中山大学2020数学分析试题
证明:
设曲面为
$\displaystyle F(x,y,z)=0,$
假设有
$\displaystyle x=\phi (t),y=\psi (t),z=\omega (t),$
$\displaystyle t=t_0,(x_0,y_0,z_0)$
曲面在定点有连续偏导数,且$\displaystyle \phi'(t_0),\psi'(t_0),\omega'(t_0)$存在。则曲面在定点有全导数,且为零。
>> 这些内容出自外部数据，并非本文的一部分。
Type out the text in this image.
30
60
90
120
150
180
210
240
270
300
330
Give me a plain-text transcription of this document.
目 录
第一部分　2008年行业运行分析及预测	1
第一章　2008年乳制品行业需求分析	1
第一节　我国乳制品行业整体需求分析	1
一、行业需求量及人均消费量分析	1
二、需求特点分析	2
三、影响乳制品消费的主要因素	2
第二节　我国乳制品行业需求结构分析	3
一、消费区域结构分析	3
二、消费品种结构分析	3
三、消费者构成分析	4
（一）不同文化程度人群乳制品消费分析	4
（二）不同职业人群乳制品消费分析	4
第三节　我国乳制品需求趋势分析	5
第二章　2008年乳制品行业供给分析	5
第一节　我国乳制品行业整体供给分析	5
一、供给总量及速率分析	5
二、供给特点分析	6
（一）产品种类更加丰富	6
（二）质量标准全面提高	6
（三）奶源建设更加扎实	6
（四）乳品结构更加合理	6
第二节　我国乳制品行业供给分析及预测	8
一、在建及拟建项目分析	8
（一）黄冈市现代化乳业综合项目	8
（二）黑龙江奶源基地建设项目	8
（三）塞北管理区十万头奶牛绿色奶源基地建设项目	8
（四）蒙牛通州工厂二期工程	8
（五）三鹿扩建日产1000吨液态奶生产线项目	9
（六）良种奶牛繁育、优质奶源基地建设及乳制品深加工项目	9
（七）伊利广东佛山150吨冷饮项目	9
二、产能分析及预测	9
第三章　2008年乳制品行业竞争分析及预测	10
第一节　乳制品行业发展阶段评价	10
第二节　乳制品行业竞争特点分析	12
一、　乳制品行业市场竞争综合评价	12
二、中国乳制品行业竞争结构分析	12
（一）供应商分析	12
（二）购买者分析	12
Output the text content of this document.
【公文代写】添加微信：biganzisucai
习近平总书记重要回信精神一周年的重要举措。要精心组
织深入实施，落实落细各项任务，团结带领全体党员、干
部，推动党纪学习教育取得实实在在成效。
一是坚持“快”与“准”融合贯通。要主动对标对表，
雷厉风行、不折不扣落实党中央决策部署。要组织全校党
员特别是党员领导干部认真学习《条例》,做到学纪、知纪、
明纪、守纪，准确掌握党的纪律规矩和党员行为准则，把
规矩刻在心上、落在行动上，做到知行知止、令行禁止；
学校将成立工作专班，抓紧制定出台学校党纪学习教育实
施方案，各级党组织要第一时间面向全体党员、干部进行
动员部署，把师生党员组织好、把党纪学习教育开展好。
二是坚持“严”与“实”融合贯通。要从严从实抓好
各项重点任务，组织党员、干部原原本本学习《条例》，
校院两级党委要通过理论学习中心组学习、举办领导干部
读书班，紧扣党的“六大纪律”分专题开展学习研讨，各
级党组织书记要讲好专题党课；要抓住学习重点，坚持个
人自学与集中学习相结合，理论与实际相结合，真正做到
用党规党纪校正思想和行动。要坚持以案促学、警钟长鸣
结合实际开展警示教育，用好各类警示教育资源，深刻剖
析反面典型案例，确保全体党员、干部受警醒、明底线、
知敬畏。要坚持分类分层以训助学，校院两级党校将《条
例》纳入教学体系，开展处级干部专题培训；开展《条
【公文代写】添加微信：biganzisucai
即有
$\displaystyle \frac{\mathrm{d} }{\mathrm{d} t}F(x,y,z)|_{t=0}=0.$
得到
$\displaystyle F_x(x_0,y_0,z_0)\phi'(t_0)+F_y(x_0,y_0,z_0)\psi'(t_0)+F_z(x_0,y_0,z_0)\omega'(t_0)=0.$
定点的切向量为
$\displaystyle \overrightarrow{\tau}=(\phi'(t_0),\psi'(t_0),\omega'(t_0)),$
法向量与切向量垂直,由前式,即得到
$\displaystyle \overrightarrow{n}=\pm (F_x(x_0,y_0,z_0),F_y(x_0,y_0,z_0),F_z(x_0,y_0,z_0)).$